Молекулярная биология: Структура и функции белков - Степанов В.М. 2005
Первичная структура белка
Доказательство индивидуальности белка. Микрогетерогенность белков
Определению первичной структуры белка предшествуют его очистка (см. гл. 3) и установление химической индивидуальности, или, как принято говорить, гомогенности. Универсальных критериев гомогенности белка нет, наиболее строгим доказательством его индивидуальности является однозначное установление первичной структуры, требующее большого труда и времени и не всегда доступное. Практически полезными, хотя и неполными критериями индивидуальности белка служат:
✵ обнаружение при диск-электрофорезе или изоэлектрофокусировании единственной белковой полосы, проявляющей характерную для данного белка активность; весьма доказательны данные иммуно-электрофореза и иммуноблоттинга;
✵ обнаружение при электрофорезе в поли акрилам идиом геле в присутствии анионного детергента (додецилсульфата натрия) единственной полосы, отвечающей денатурированному белку, в особенности если иммуноблоттинг подтверждает, что она несет антигенные детерминанты данного белка. В случае олигомерных белков, построенных из разных субъединиц, таких полос может быть несколько, однако анализу первичной структуры должно предшествовать разделение субъединиц;
✵ обнаружение единственного белкового пика, достаточно симметричного и совпадающего с пиком активности при различных методах жидкостной хроматографии (аффинной, ионообменной, гидрофобной, гель-хроматографии). Существенно, чтобы соотношение активности и содержания белка (удельная активность) оставалось постоянным по всему пику;
✵ выявление единственной аминоконцевой последовательности. К идентификации аминоконцевого остатка для этой цели прибегают редко, так как расход белка для получения столь ограниченной информации оказывается неоправданно большим.
Эти приемы не единственны и не обязательны, доказательство индивидуальности строится по-новому для каждого белка. Нередко при этом обнаруживается так называемая микрогетерогенность белка, вызываемая, как правило, неоднозначностью посттрансляционных. модификаций или случайными повреждениями белковых молекул in vivo или в процессе выделения. Возможна, впрочем, и гетерогенность, обусловленная функционированием аллельных генов, или альтернативным сплайсингом.

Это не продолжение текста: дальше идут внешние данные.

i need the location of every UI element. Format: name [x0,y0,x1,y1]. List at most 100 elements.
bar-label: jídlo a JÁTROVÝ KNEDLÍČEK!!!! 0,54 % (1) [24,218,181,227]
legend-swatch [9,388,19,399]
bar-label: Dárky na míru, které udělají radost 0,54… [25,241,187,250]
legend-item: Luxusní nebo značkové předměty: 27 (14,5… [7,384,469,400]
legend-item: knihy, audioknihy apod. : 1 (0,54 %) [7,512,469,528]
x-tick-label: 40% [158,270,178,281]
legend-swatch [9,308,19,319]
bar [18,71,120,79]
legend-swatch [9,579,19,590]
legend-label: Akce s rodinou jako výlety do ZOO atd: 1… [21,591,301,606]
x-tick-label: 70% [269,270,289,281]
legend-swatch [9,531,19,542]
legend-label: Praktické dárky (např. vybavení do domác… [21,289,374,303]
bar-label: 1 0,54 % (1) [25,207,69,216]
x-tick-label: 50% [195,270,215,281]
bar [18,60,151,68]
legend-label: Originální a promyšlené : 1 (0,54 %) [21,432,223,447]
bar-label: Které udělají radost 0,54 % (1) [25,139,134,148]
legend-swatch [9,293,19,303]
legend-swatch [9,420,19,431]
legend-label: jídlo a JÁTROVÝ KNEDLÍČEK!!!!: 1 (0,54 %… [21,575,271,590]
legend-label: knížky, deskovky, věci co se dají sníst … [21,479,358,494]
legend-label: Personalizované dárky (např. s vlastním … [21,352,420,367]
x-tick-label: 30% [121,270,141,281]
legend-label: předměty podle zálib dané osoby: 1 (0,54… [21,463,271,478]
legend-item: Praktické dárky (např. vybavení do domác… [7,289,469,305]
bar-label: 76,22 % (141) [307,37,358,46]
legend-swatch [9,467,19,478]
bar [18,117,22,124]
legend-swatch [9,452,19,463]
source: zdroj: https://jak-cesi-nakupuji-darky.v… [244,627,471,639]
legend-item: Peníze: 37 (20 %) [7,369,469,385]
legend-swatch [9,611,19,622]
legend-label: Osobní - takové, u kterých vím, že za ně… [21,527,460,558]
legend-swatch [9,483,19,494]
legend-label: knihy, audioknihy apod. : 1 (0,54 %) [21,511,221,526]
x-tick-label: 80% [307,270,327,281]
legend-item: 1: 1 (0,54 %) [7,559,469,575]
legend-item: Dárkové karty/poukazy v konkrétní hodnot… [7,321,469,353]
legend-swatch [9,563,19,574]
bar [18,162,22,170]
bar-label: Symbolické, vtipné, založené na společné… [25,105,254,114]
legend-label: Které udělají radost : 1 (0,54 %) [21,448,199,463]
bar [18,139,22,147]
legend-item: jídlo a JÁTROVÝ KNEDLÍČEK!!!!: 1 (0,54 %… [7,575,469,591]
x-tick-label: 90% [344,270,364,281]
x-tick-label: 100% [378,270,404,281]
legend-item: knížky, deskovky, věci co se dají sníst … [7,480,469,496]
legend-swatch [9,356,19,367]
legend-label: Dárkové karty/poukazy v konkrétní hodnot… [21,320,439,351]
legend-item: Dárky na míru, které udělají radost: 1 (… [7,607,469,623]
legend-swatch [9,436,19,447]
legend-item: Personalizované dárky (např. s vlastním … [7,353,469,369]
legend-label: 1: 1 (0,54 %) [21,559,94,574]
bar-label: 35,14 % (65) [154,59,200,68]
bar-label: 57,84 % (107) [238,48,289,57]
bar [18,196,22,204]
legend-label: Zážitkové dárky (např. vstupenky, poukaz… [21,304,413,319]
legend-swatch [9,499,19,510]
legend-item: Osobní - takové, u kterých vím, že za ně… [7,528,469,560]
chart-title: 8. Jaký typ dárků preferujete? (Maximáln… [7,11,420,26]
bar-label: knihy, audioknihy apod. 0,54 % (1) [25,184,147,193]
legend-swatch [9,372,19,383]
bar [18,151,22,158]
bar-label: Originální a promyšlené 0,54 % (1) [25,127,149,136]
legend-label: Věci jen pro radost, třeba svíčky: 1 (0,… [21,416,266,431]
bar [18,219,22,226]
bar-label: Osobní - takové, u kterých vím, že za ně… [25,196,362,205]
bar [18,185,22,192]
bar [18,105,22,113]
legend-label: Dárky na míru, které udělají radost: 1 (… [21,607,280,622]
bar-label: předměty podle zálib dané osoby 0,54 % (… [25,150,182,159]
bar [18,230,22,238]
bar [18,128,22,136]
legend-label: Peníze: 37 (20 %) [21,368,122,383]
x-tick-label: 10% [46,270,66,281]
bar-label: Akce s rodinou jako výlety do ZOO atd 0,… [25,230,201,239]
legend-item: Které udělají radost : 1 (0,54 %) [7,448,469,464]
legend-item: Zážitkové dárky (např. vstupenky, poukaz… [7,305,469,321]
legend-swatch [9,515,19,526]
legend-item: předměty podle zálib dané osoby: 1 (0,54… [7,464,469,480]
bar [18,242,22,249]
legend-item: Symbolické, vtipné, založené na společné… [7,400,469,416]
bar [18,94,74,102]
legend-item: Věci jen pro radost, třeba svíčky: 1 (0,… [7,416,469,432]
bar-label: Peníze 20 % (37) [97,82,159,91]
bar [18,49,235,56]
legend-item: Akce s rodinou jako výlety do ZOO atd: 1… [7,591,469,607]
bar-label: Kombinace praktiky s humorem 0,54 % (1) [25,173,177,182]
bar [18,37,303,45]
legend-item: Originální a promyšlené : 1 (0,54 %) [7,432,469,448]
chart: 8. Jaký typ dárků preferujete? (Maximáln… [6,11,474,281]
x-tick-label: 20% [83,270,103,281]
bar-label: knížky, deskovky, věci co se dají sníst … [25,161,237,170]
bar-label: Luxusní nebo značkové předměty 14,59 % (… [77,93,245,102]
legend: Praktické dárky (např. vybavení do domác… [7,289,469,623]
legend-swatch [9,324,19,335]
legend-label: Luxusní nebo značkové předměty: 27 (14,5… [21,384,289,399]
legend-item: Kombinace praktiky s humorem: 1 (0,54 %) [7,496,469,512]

Среди наиболее частых причин микрогетерогенности укажем внутренние разрывы полипептидной цепи за счет случайного действия протеиназ, так называемые растрепанные концы (результат неоднозначного процессинга аминоконцевого участка белка), а также дезамидирование отдельных остатков аспарагина, реже глутамина. Последнее может происходить спонтанно, в особенности легко — в последовательности Asn—Gly и приводит к так называемой микрогетерогенности по заряду. Известна микрогетерогенность за счет неполноты фосфорилирования белка протеинкиназами или различий в структуре углеводных цепей гликопротеинов.
Высказываемые иногда предположения о микрогетерогенности, обусловленной существованием стабильных конформеров белка с одинаковой первичной структурой, экспериментального подтверждения не получили и труднообъяснимы теоретически. Многие виды микрогетерогенности не препятствуют определению аминокислотной последовательности, однако осложняют анализ и должны упитываться при его проведении.